Oil prices were up just over 1 percent during Wednesday’s Asian trading session after the shutdown of the Buzzard, Britain’s largest North Sea oilfield for repairs. The oilfield pumps approximately 150,000 barrels per day but was temporarily closed on Wednesday after a corroded pipe was found.
U.S. WTI futures were up 1.42 percent as of 2:102 p.m. HK/SIN, to $52.29 per barrel. Brentcrude futures were up 1.38 percent to $61.02 per barrel. Despite the closure of this oilfield, oil prices remain at yearly lows, and OPEC is weighing its next move, which will be announced at its meeting next week. U.S. President Donald Trump has praised the low oil prices, expressing his desire for oil to fall to $50 per barrel. Nevertheless, analysis (and many OPEC leaders) don’t share Trump’s sentiment and are concerned that low oil prices will harm American drillers and create global credit problems.

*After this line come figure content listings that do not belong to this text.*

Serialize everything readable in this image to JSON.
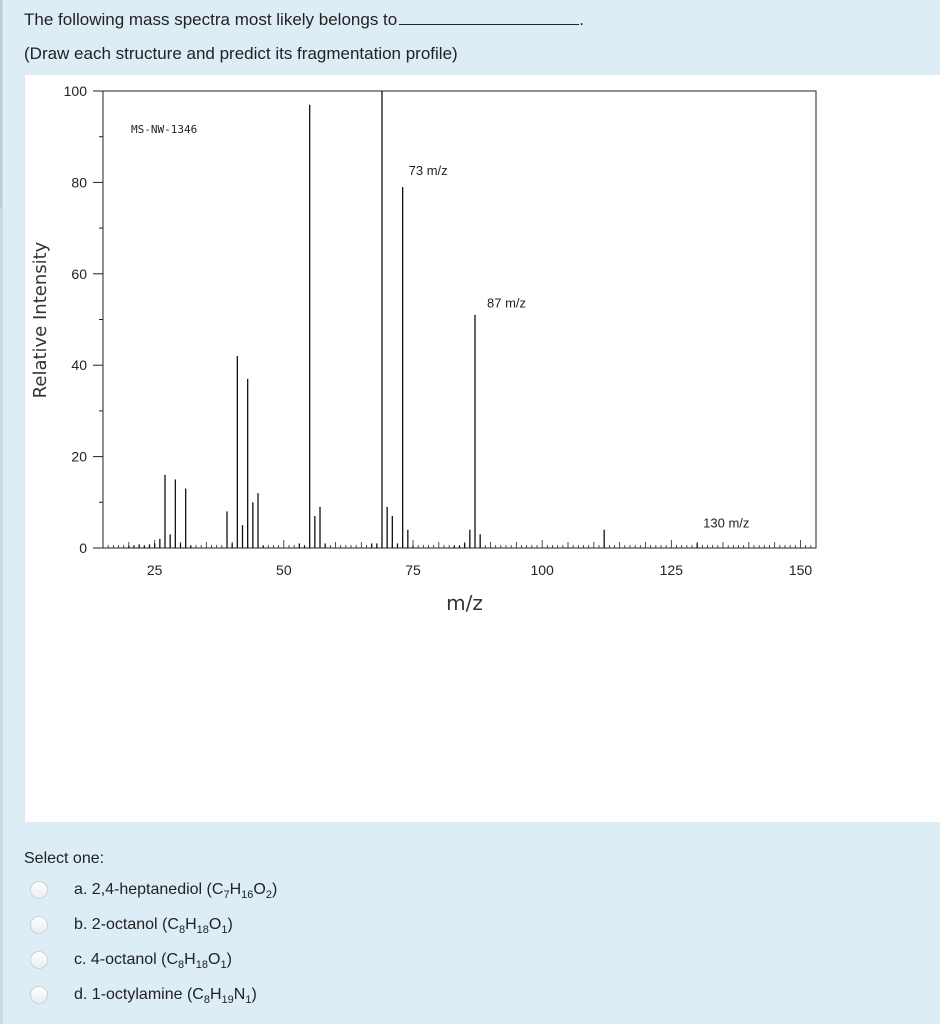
{
  "question": {
    "line1": "The following mass spectra most likely belongs to",
    "line1_end": ".",
    "line2": "(Draw each structure and predict its fragmentation profile)"
  },
  "chart_data": {
    "type": "bar",
    "title": "MS-NW-1346",
    "xlabel": "m/z",
    "ylabel": "Relative Intensity",
    "xlim": [
      15,
      153
    ],
    "ylim": [
      0,
      100
    ],
    "x_ticks": [
      25,
      50,
      75,
      100,
      125,
      150
    ],
    "y_ticks": [
      0,
      20,
      40,
      60,
      80,
      100
    ],
    "annotations": [
      {
        "x": 73,
        "y": 79,
        "label": "73 m/z"
      },
      {
        "x": 87,
        "y": 50,
        "label": "87 m/z"
      },
      {
        "x": 130,
        "y": 1,
        "label": "130 m/z"
      }
    ],
    "peaks": [
      {
        "x": 20,
        "y": 0.5
      },
      {
        "x": 21,
        "y": 0.5
      },
      {
        "x": 22,
        "y": 0.8
      },
      {
        "x": 23,
        "y": 0.5
      },
      {
        "x": 24,
        "y": 0.8
      },
      {
        "x": 25,
        "y": 1.0
      },
      {
        "x": 26,
        "y": 2.0
      },
      {
        "x": 27,
        "y": 16
      },
      {
        "x": 28,
        "y": 3
      },
      {
        "x": 29,
        "y": 15
      },
      {
        "x": 30,
        "y": 1
      },
      {
        "x": 31,
        "y": 13
      },
      {
        "x": 32,
        "y": 0.5
      },
      {
        "x": 39,
        "y": 8
      },
      {
        "x": 40,
        "y": 1
      },
      {
        "x": 41,
        "y": 42
      },
      {
        "x": 42,
        "y": 5
      },
      {
        "x": 43,
        "y": 37
      },
      {
        "x": 44,
        "y": 10
      },
      {
        "x": 45,
        "y": 12
      },
      {
        "x": 46,
        "y": 0.5
      },
      {
        "x": 53,
        "y": 1
      },
      {
        "x": 54,
        "y": 0.5
      },
      {
        "x": 55,
        "y": 97
      },
      {
        "x": 56,
        "y": 7
      },
      {
        "x": 57,
        "y": 9
      },
      {
        "x": 58,
        "y": 1
      },
      {
        "x": 67,
        "y": 1
      },
      {
        "x": 68,
        "y": 1
      },
      {
        "x": 69,
        "y": 100
      },
      {
        "x": 70,
        "y": 9
      },
      {
        "x": 71,
        "y": 7
      },
      {
        "x": 72,
        "y": 1
      },
      {
        "x": 73,
        "y": 79
      },
      {
        "x": 74,
        "y": 4
      },
      {
        "x": 75,
        "y": 0.5
      },
      {
        "x": 83,
        "y": 0.5
      },
      {
        "x": 84,
        "y": 0.5
      },
      {
        "x": 85,
        "y": 1
      },
      {
        "x": 86,
        "y": 4
      },
      {
        "x": 87,
        "y": 51
      },
      {
        "x": 88,
        "y": 3
      },
      {
        "x": 112,
        "y": 4
      },
      {
        "x": 130,
        "y": 1
      }
    ]
  },
  "select": {
    "label": "Select one:",
    "options": [
      {
        "prefix": "a. 2,4-heptanediol (",
        "formula": [
          [
            "C",
            "7"
          ],
          [
            "H",
            "16"
          ],
          [
            "O",
            "2"
          ]
        ],
        "suffix": ")"
      },
      {
        "prefix": "b. 2-octanol (",
        "formula": [
          [
            "C",
            "8"
          ],
          [
            "H",
            "18"
          ],
          [
            "O",
            "1"
          ]
        ],
        "suffix": ")"
      },
      {
        "prefix": "c. 4-octanol (",
        "formula": [
          [
            "C",
            "8"
          ],
          [
            "H",
            "18"
          ],
          [
            "O",
            "1"
          ]
        ],
        "suffix": ")"
      },
      {
        "prefix": "d. 1-octylamine (",
        "formula": [
          [
            "C",
            "8"
          ],
          [
            "H",
            "19"
          ],
          [
            "N",
            "1"
          ]
        ],
        "suffix": ")"
      }
    ]
  }
}
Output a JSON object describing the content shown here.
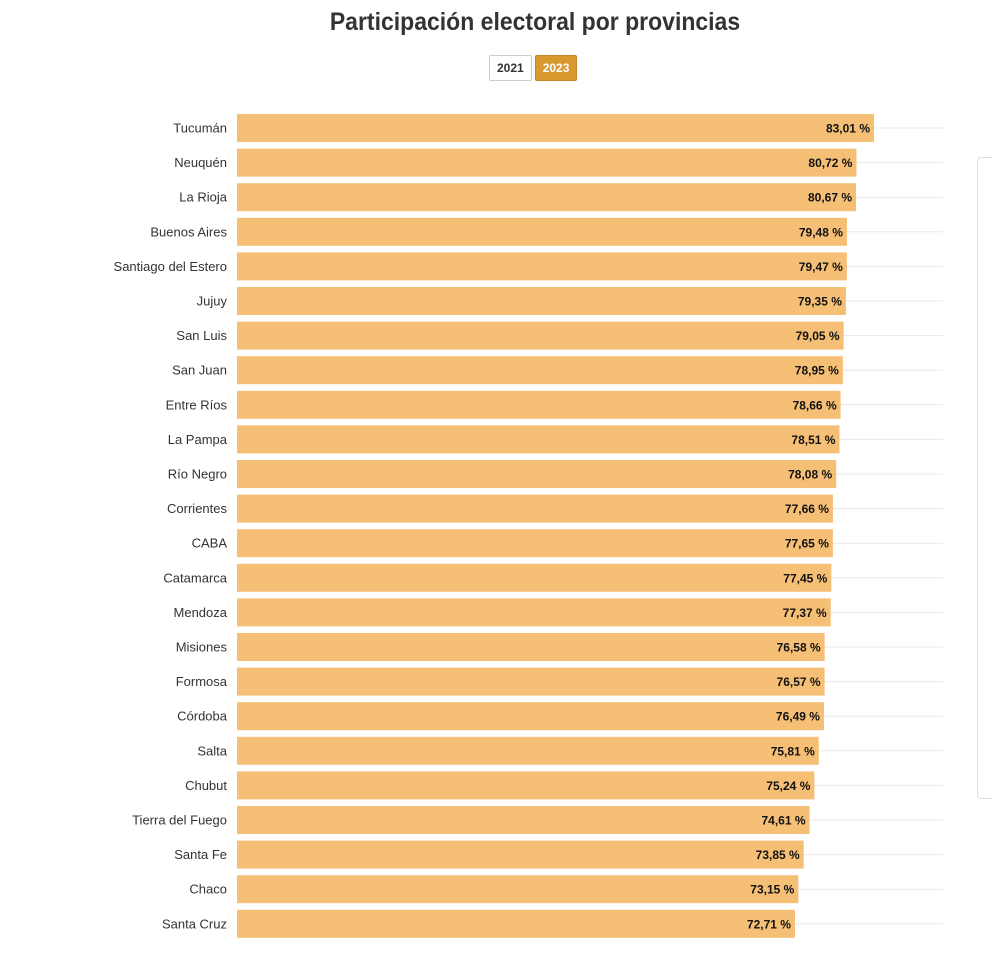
{
  "page": {
    "title": "Participación electoral por provincias"
  },
  "toggle": {
    "options": [
      "2021",
      "2023"
    ],
    "selected": "2023"
  },
  "colors": {
    "bar": "#f6bf76",
    "accent": "#d89a2e",
    "grid": "#e8e8e8"
  },
  "chart_data": {
    "type": "bar",
    "orientation": "horizontal",
    "title": "Participación electoral por provincias",
    "categories": [
      "Tucumán",
      "Neuquén",
      "La Rioja",
      "Buenos Aires",
      "Santiago del Estero",
      "Jujuy",
      "San Luis",
      "San Juan",
      "Entre Ríos",
      "La Pampa",
      "Río Negro",
      "Corrientes",
      "CABA",
      "Catamarca",
      "Mendoza",
      "Misiones",
      "Formosa",
      "Córdoba",
      "Salta",
      "Chubut",
      "Tierra del Fuego",
      "Santa Fe",
      "Chaco",
      "Santa Cruz"
    ],
    "values": [
      83.01,
      80.72,
      80.67,
      79.48,
      79.47,
      79.35,
      79.05,
      78.95,
      78.66,
      78.51,
      78.08,
      77.66,
      77.65,
      77.45,
      77.37,
      76.58,
      76.57,
      76.49,
      75.81,
      75.24,
      74.61,
      73.85,
      73.15,
      72.71
    ],
    "value_labels": [
      "83,01 %",
      "80,72 %",
      "80,67 %",
      "79,48 %",
      "79,47 %",
      "79,35 %",
      "79,05 %",
      "78,95 %",
      "78,66 %",
      "78,51 %",
      "78,08 %",
      "77,66 %",
      "77,65 %",
      "77,45 %",
      "77,37 %",
      "76,58 %",
      "76,57 %",
      "76,49 %",
      "75,81 %",
      "75,24 %",
      "74,61 %",
      "73,85 %",
      "73,15 %",
      "72,71 %"
    ],
    "xlim": [
      0,
      92
    ],
    "xlabel": "",
    "ylabel": "",
    "grid": true,
    "legend": "none"
  }
}
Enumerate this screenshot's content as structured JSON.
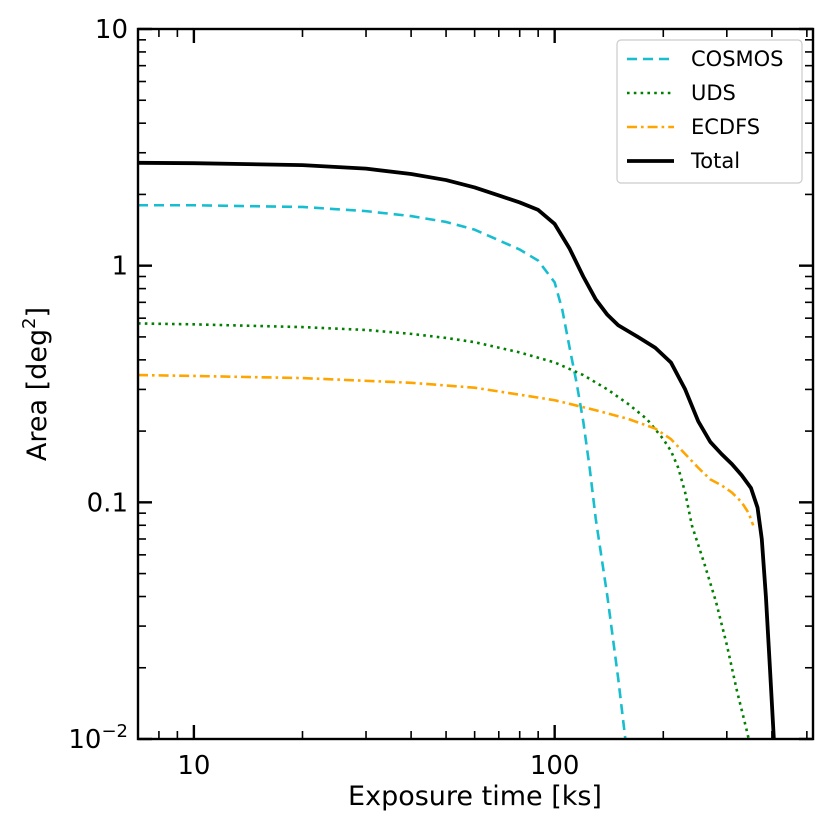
{
  "chart_data": {
    "type": "line",
    "xscale": "log",
    "yscale": "log",
    "xlabel": "Exposure time [ks]",
    "ylabel": "Area [deg²]",
    "ylabel_parts": {
      "main": "Area [deg",
      "sup": "2",
      "end": "]"
    },
    "xlim": [
      7,
      520
    ],
    "ylim": [
      0.01,
      10
    ],
    "x_ticks": [
      {
        "value": 10,
        "label": "10"
      },
      {
        "value": 100,
        "label": "100"
      }
    ],
    "y_ticks": [
      {
        "value": 10,
        "label": "10"
      },
      {
        "value": 1,
        "label": "1"
      },
      {
        "value": 0.1,
        "label": "0.1"
      },
      {
        "value": 0.01,
        "label": "10",
        "sup": "−2"
      }
    ],
    "legend_position": "top-right",
    "series": [
      {
        "name": "COSMOS",
        "color": "#17becf",
        "dash": "dashed",
        "points": [
          [
            7,
            1.8
          ],
          [
            10,
            1.8
          ],
          [
            20,
            1.77
          ],
          [
            30,
            1.7
          ],
          [
            40,
            1.62
          ],
          [
            50,
            1.53
          ],
          [
            60,
            1.42
          ],
          [
            70,
            1.28
          ],
          [
            80,
            1.17
          ],
          [
            90,
            1.05
          ],
          [
            100,
            0.85
          ],
          [
            105,
            0.65
          ],
          [
            110,
            0.45
          ],
          [
            115,
            0.32
          ],
          [
            120,
            0.22
          ],
          [
            125,
            0.14
          ],
          [
            130,
            0.085
          ],
          [
            140,
            0.04
          ],
          [
            150,
            0.018
          ],
          [
            157,
            0.01
          ]
        ]
      },
      {
        "name": "UDS",
        "color": "#008000",
        "dash": "dotted",
        "points": [
          [
            7,
            0.57
          ],
          [
            10,
            0.565
          ],
          [
            20,
            0.55
          ],
          [
            30,
            0.535
          ],
          [
            40,
            0.515
          ],
          [
            50,
            0.495
          ],
          [
            60,
            0.475
          ],
          [
            80,
            0.43
          ],
          [
            100,
            0.39
          ],
          [
            120,
            0.345
          ],
          [
            140,
            0.3
          ],
          [
            160,
            0.26
          ],
          [
            180,
            0.225
          ],
          [
            200,
            0.185
          ],
          [
            210,
            0.165
          ],
          [
            220,
            0.14
          ],
          [
            230,
            0.11
          ],
          [
            240,
            0.08
          ],
          [
            260,
            0.055
          ],
          [
            280,
            0.038
          ],
          [
            300,
            0.025
          ],
          [
            320,
            0.016
          ],
          [
            340,
            0.011
          ],
          [
            345,
            0.01
          ]
        ]
      },
      {
        "name": "ECDFS",
        "color": "#ffa500",
        "dash": "dashdot",
        "points": [
          [
            7,
            0.345
          ],
          [
            10,
            0.342
          ],
          [
            20,
            0.335
          ],
          [
            40,
            0.32
          ],
          [
            60,
            0.305
          ],
          [
            80,
            0.285
          ],
          [
            100,
            0.27
          ],
          [
            130,
            0.245
          ],
          [
            160,
            0.225
          ],
          [
            190,
            0.205
          ],
          [
            210,
            0.185
          ],
          [
            230,
            0.16
          ],
          [
            250,
            0.14
          ],
          [
            270,
            0.125
          ],
          [
            290,
            0.118
          ],
          [
            310,
            0.11
          ],
          [
            330,
            0.1
          ],
          [
            345,
            0.09
          ],
          [
            355,
            0.08
          ]
        ]
      },
      {
        "name": "Total",
        "color": "#000000",
        "dash": "solid",
        "points": [
          [
            7,
            2.72
          ],
          [
            10,
            2.71
          ],
          [
            20,
            2.66
          ],
          [
            30,
            2.57
          ],
          [
            40,
            2.44
          ],
          [
            50,
            2.3
          ],
          [
            60,
            2.14
          ],
          [
            70,
            1.98
          ],
          [
            80,
            1.85
          ],
          [
            90,
            1.72
          ],
          [
            100,
            1.5
          ],
          [
            110,
            1.18
          ],
          [
            120,
            0.9
          ],
          [
            130,
            0.72
          ],
          [
            140,
            0.62
          ],
          [
            150,
            0.56
          ],
          [
            170,
            0.5
          ],
          [
            190,
            0.45
          ],
          [
            210,
            0.39
          ],
          [
            230,
            0.3
          ],
          [
            250,
            0.22
          ],
          [
            270,
            0.18
          ],
          [
            290,
            0.16
          ],
          [
            310,
            0.145
          ],
          [
            330,
            0.13
          ],
          [
            350,
            0.115
          ],
          [
            365,
            0.095
          ],
          [
            375,
            0.07
          ],
          [
            385,
            0.04
          ],
          [
            395,
            0.02
          ],
          [
            405,
            0.01
          ]
        ]
      }
    ]
  }
}
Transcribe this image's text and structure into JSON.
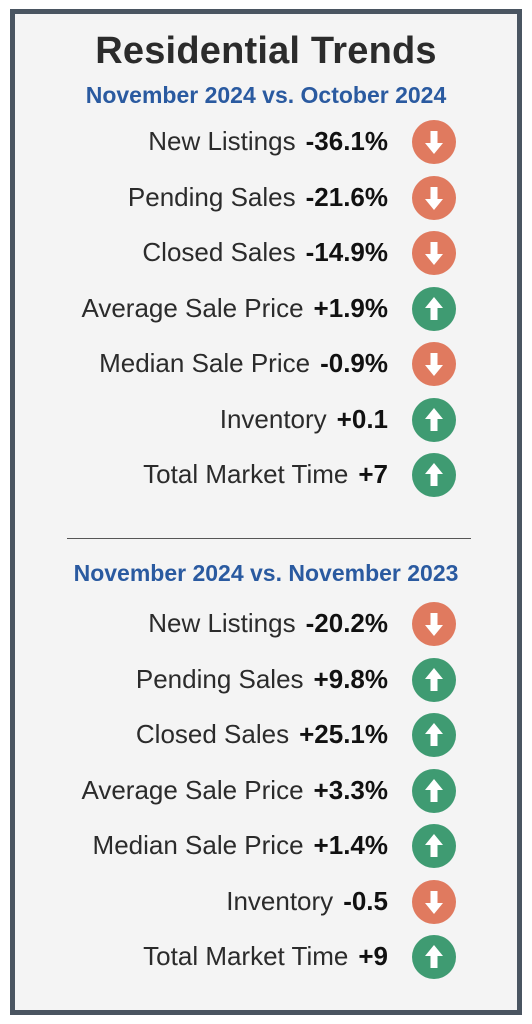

OPEC producers had increased output in June after Trump announced sanctions on Iran to begin in November. The sanctions, however, weren’t imposed as strictly as they were expected, with many countries receiving exemptions from the sanctions. The price of oil, therefore, did not has not risen as OPEC would have hoped.
Stock Market Movements
Asian markets were broadly higher on Wednesday, with the Nikkei 225 surging 1.02perent and the Hang Seng Index climbing 1.09 percent. The Shenzhen composite was up 1.30 percent. All major Asian indexes were in the green, though Australia’s ASX 200 was down a modest 0.06 percent. Traders are eagerly anticipating the meeting between President Trump and Chinese President Xi Jinping on Saturday, where they are optimistic that a trade deal could be reached, even though skeptics are concerned that Trump’s expectations remain unachievable, and that failure to come to an agreement will serve only to aggravate matters further.